Throughout 2005 it was the There’s Something About Schapelle show, with blokes from all walks of life charging in on their white steeds to rescue her. And the public was totally fixated on her, devouring every column centimetre of copy, every minute of air time. On the day she was jailed I had only been in the editor’s chair at Sydney’s Daily Telegraph for a couple of months, and had never seen a story that generated in many people such a palpable sense of anger and injustice at someone’s treatment.

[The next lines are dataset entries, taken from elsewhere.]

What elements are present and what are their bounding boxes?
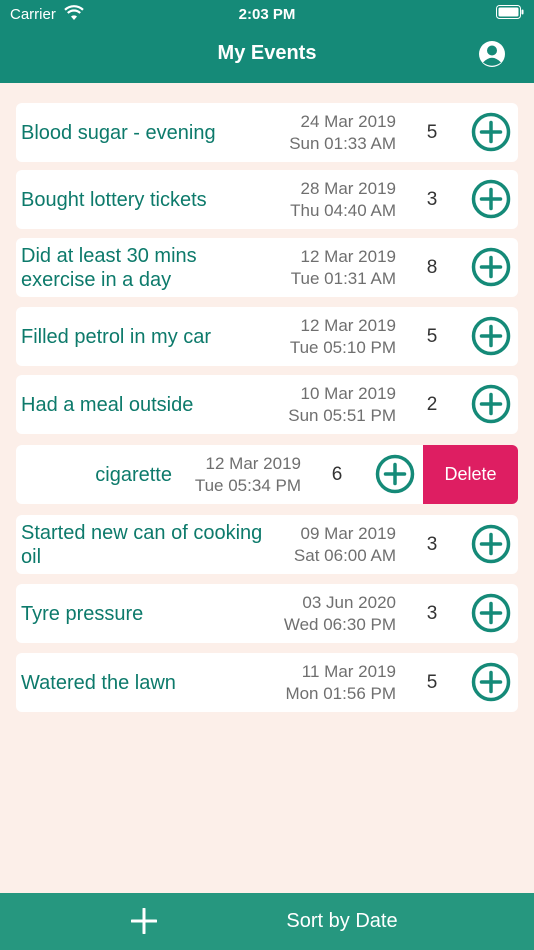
- add-occurrence-plus-circle-icon[interactable]: [471, 384, 511, 424]
- event-datetime: 28 Mar 2019 Thu 04:40 AM: [252, 170, 396, 229]
- event-count: 3: [426, 188, 438, 210]
- add-occurrence-plus-circle-icon[interactable]: [471, 593, 511, 633]
- event-count: 5: [426, 325, 438, 347]
- event-datetime: 03 Jun 2020 Wed 06:30 PM: [252, 584, 396, 643]
- event-name: Watered the lawn: [21, 671, 176, 694]
- status-bar: Carrier 2:03 PM: [0, 0, 534, 28]
- event-count: 2: [426, 393, 438, 415]
- event-count: 3: [426, 533, 438, 555]
- event-row[interactable]: Filled petrol in my car 12 Mar 2019 Tue …: [16, 307, 518, 366]
- event-datetime: 09 Mar 2019 Sat 06:00 AM: [252, 515, 396, 574]
- battery-icon: [496, 5, 524, 19]
- event-count: 5: [426, 121, 438, 143]
- event-name: Did at least 30 mins exercise in a day: [21, 244, 197, 291]
- event-name: Had a meal outside: [21, 393, 194, 416]
- event-date: 12 Mar 2019: [205, 453, 301, 473]
- event-row[interactable]: Bought lottery tickets 28 Mar 2019 Thu 0…: [16, 170, 518, 229]
- add-occurrence-plus-circle-icon[interactable]: [471, 179, 511, 219]
- event-name: Blood sugar - evening: [21, 121, 216, 144]
- add-occurrence-plus-circle-icon[interactable]: [471, 247, 511, 287]
- event-time: Sun 05:51 PM: [288, 405, 396, 425]
- event-row-swiped[interactable]: cigarette 12 Mar 2019 Tue 05:34 PM 6 Del…: [16, 445, 518, 504]
- event-date: 12 Mar 2019: [300, 246, 396, 266]
- event-time: Mon 01:56 PM: [285, 683, 396, 703]
- event-time: Tue 05:10 PM: [289, 337, 396, 357]
- event-time: Sun 01:33 AM: [289, 133, 396, 153]
- profile-icon[interactable]: [477, 39, 507, 69]
- event-date: 28 Mar 2019: [300, 178, 396, 198]
- navigation-header: Carrier 2:03 PM My Events: [0, 0, 534, 83]
- event-time: Wed 06:30 PM: [283, 614, 396, 634]
- event-name: Tyre pressure: [21, 602, 144, 625]
- clock: 2:03 PM: [238, 6, 296, 23]
- add-occurrence-plus-circle-icon[interactable]: [471, 524, 511, 564]
- event-datetime: 10 Mar 2019 Sun 05:51 PM: [252, 375, 396, 434]
- event-count: 8: [426, 256, 438, 278]
- event-time: Thu 04:40 AM: [290, 200, 396, 220]
- event-date: 09 Mar 2019: [300, 523, 396, 543]
- add-occurrence-plus-circle-icon[interactable]: [471, 662, 511, 702]
- event-datetime: 12 Mar 2019 Tue 05:34 PM: [157, 445, 301, 504]
- add-occurrence-plus-circle-icon[interactable]: [471, 112, 511, 152]
- event-datetime: 12 Mar 2019 Tue 05:10 PM: [252, 307, 396, 366]
- event-name: Started new can of cooking oil: [21, 521, 263, 568]
- event-count: 3: [426, 602, 438, 624]
- event-time: Tue 01:31 AM: [290, 268, 396, 288]
- event-date: 24 Mar 2019: [300, 111, 396, 131]
- event-name: cigarette: [95, 463, 172, 486]
- event-datetime: 12 Mar 2019 Tue 01:31 AM: [252, 238, 396, 297]
- event-time: Sat 06:00 AM: [293, 545, 396, 565]
- event-datetime: 11 Mar 2019 Mon 01:56 PM: [252, 653, 396, 712]
- delete-button[interactable]: Delete: [423, 445, 518, 504]
- event-name: Filled petrol in my car: [21, 325, 212, 348]
- event-name: Bought lottery tickets: [21, 188, 207, 211]
- add-occurrence-plus-circle-icon[interactable]: [375, 454, 415, 494]
- event-date: 03 Jun 2020: [302, 592, 396, 612]
- bottom-toolbar: Sort by Date: [0, 893, 534, 950]
- event-row[interactable]: Blood sugar - evening 24 Mar 2019 Sun 01…: [16, 103, 518, 162]
- sort-by-date-button[interactable]: Sort by Date: [242, 910, 442, 933]
- event-count: 6: [331, 463, 343, 485]
- event-date: 11 Mar 2019: [301, 661, 396, 681]
- event-row[interactable]: Watered the lawn 11 Mar 2019 Mon 01:56 P…: [16, 653, 518, 712]
- plus-icon[interactable]: [131, 908, 157, 934]
- page-title: My Events: [217, 42, 317, 64]
- add-occurrence-plus-circle-icon[interactable]: [471, 316, 511, 356]
- event-date: 10 Mar 2019: [300, 383, 396, 403]
- event-datetime: 24 Mar 2019 Sun 01:33 AM: [252, 103, 396, 162]
- event-row[interactable]: Tyre pressure 03 Jun 2020 Wed 06:30 PM 3: [16, 584, 518, 643]
- event-row[interactable]: Started new can of cooking oil 09 Mar 20…: [16, 515, 518, 574]
- event-count: 5: [426, 671, 438, 693]
- event-row[interactable]: Had a meal outside 10 Mar 2019 Sun 05:51…: [16, 375, 518, 434]
- event-date: 12 Mar 2019: [300, 315, 396, 335]
- event-row[interactable]: Did at least 30 mins exercise in a day 1…: [16, 238, 518, 297]
- event-time: Tue 05:34 PM: [194, 475, 301, 495]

Our headline on the day, A Nation’s Fury, reflected what many Australians then saw as a double-standard, where they linked her two-decade sentence for having enough dope to get a pack of uni students through a week-long houseboat holiday, to the three years handed down to Abu Bakar Bashir for his role in the Bali bombings where 88 Australians died.
On that Friday I remember our sober-minded Canberra correspondent Sue Dunlevy, one of the most beat-up averse journalists I’ve ever worked with, forwarding me a link in total amazement - it was to a chat room for nursing mums, run out of Canberra, and there were literally hundreds and hundreds of comments in the chat room, where the mums had set aside their normal conversations about problems such as mastitis or sleep deprivation to unload on what they saw as Indonesia’s harshness and inconsistency in putting this young woman away while a terrorist mastermind would get a slap on the wrists.
“Just check this out,” Sue wrote. “This is massive.”
But I wonder now how many of these mums have maintained their rage - or whether like many Australians, they’ve moved on, even changed their view, in light of the now-public indifference of people such as the then Foreign Minister Alexander Downer, the dead-batting ambivalence we’ve seen from outgoing AFP Commissioner Mick Keelty, and the ongoing circus that is the Corby family.
The prevailing view now seems to be the hard-arsed view - that she probably did it, or someone close to her convinced her to do it - and that anyone with half a brain should know what the penalties are for drug-dealing in a place like Indonesia.
The piece on news.com.au today is only the fifth most-read story on the website, beaten by the arrest of the mining exec in China, a piece about a mum urging her daughter to bully a classmate, the family feud over Jackon’s burial, and a $240k defo payout by Today Tonight. People have moved on.
Since Corby was jailed she’s won only five months worth of remissions, making her current release date April 12, 2024.
When you think about that date in terms of your own life - how old you will be then, how old your kids will be, how they may by then have kids themselves - it seems like an eternity. It is.
- Do you think Australians have forgotten about Corby? Should we? Has she only got herself to blame? Or should Canberra lobby for clemency for her?